Atama wo sageru

Publicado: 11 enero, 2011 en Filosofía

 por Charles Goodin

Este es mi primer post de 2011 y creo que este es un buen tema para el año.

El otro día fui a comer con mis senior de Karate y amigos, sensei James Miyaji, sensei Walter Nishioka y sensei Pat Nakata. Nosotros (entre otros) vamos a comer a menudo juntos y este es uno de los secretos de cómo aprendo Karate – charlando con mis seniors mientras comemos.

Ese día el tema giró en torno a cómo debería ser un instructor de Karate, y uno de los seniors dijo: “Atama Wo Sageru” que se traduce como “inclinar (o bajar) la cabeza”. Este dicho se acompaña con el ejemplo del arroz: cuando el arroz es ya maduro se inclina (ya que los granos se vuelven pesados). Del mismo modo, cuando un instructor de Karate madura, se inclinará también. El peso de su habilidad y experiencia le harán más cortés y respetuoso.

Los tres instructores estabana de acuerdo con la importancia de este dicho ““Atama Wo Sageru” . Actuar de tal manera es muestra de un instructor de Karate maduro – actuar de manera arrogante es justo lo contrario.

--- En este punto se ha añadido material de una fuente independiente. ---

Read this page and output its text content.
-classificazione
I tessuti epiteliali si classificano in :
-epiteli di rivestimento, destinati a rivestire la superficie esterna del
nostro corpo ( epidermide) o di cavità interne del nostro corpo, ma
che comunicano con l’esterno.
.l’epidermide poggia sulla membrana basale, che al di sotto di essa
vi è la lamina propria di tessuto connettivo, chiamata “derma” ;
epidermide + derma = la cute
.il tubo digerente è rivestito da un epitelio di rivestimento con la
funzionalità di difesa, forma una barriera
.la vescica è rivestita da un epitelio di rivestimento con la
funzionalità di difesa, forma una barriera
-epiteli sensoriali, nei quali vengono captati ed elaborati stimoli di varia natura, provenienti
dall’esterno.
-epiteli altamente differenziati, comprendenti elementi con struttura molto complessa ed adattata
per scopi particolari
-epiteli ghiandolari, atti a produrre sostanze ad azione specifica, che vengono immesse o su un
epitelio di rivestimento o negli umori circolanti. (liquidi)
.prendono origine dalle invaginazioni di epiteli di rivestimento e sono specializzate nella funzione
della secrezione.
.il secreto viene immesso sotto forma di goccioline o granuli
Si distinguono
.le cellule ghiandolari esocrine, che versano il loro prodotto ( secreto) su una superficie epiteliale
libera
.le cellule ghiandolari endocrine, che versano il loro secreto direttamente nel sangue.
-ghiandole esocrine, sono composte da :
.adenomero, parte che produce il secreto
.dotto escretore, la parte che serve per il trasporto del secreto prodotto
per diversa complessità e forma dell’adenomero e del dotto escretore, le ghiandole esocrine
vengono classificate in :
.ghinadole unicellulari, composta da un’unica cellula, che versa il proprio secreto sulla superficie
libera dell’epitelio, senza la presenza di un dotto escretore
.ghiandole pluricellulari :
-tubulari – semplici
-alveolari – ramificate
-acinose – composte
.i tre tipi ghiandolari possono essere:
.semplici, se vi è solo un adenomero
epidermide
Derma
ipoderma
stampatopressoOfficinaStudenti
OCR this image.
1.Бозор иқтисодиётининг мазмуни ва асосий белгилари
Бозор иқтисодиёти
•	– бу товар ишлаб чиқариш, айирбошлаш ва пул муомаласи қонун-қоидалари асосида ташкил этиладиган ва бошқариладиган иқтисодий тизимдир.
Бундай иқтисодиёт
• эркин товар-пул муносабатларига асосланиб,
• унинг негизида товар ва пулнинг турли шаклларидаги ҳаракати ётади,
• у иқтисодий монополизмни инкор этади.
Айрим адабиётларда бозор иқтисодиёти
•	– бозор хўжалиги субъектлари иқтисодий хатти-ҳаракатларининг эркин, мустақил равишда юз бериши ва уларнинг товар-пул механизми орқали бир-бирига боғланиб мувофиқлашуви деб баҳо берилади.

Para aquellos que vivimos en occidente parece que los japoneses se inclinan todo el rato, y hasta cierto punto es verdad. Inclinarse es una parte importante de la cortesía de Japón. Pero obviamente hay una gran diferencia entre inclinarse simplemente y mostrar respeto. De hecho es posible para una persona inclinarse de una manera arrogante.

“Atama Wo Sageru” no significa simplemente que un estudiante o instructor de Karate deba inclinarse. Cualquiera puede hacerlo, una inclinación no significa nada.

Lo importante del dicho no es que uno se incline para mostrar respeto de un modo formal. En su lugar, uno se inclina como resultado del peso de su entrenamiento, sus logros y experiencia vital. Dicho de otro modo, cuanto más consigas más humilde debes ser.

Existe un dicho en Japón. Si te da el sol en la cara y no pones ninguna sombra eres arrogante (miras adelante). Pero cuando hay sombra en tu cara muestra que eres humilde (miras hacia abajo).

No me malinterpretes. No digo que la gente deba ser sumisa o deba ir por ahí con la cabeza gacha. Sólo digo que la humildad sincera es la marca de un consumado karateka.

Con los años he tenido muchas ocasiones para comer con muchos instructores de Karate. No puedo ni contarlas…muchas. Nunca he escuchado a ningún instructor charlar sobre sus grados, títulos u honores. Si alguno de ellos había sido honrado con algo recientemente nunca sacaba el tema y respondía a los comentarios con bastante vergüenza.

Los seniors no hablan sobre ellos mismos y sus logros; en su lugar se concentran en cómo pueden mejorar y hacer crecer a sus estudiantes.

Algo que he observado en el Karate es esto: algunos que saben muy poco actúan como si supieran mucho, pero muchas personas que saben mucho actúan como si supiesen muy poco. Debo clarificar esta segunda parte de esta observación. Cuando alguien sabe mucho implica que aprecia no sólo lo que sabe sino también lo que no sabe.

Hice un examen en una escuela de leyes. Cuando salí algunos de los demás estudiantes charlaban sobre lo fácil que era el test. Yo estaba sorprendido. En la superficie el examen era fácil, pero las preguntas tenían varias capas, algunas de ellas bastante complejas. El examen de hecho no era fácil para nada.

El test de Karate es realmente muy complejo, con muchas capas o estratos. Un instructor avanzado de Karate estará al tanto de esto. Incluso aunque sepa mucho se dará cuenta de que aún hay mucho que aprender.

Aparte de la defensa personal está la cuestión del carácter. Mucho después de que un instructor de Karate sea capaz de defenderse continuará trabajando en su carácter – no tiene fin.

Por medio del entrenamiento de Karate no escalamos más alto, excavamos más profundo.

“Atama Wo Sageru” – “Inclina (o baja) tu cabeza”.

No sé quién dijo esto, pero hay un dicho que es “un hombre nunca es más alto que cuando se dobla para ayudar a un niño”. Gran verdad.

He pasado estas vacaciones con mi esposa, mi madre, mis hijos, nietos, etc. Como abuelo me identifico con “Atama Wo Sageru”. Esto no significa que no debamos estar de pie y sentir orgullo. Porque debemos. Pero el peso de nuestras experiencias y logros deberían también hacernos más humildes.

¡Te deseo un gran 2011!

Quiero agradecer a todos los lectores de este blog de todo el mundo que me han enviado palabras de aliento. Todos somos hermanos en el entrenamiento de Karate ¡Trabajemos todos duro y mejoremos en este año!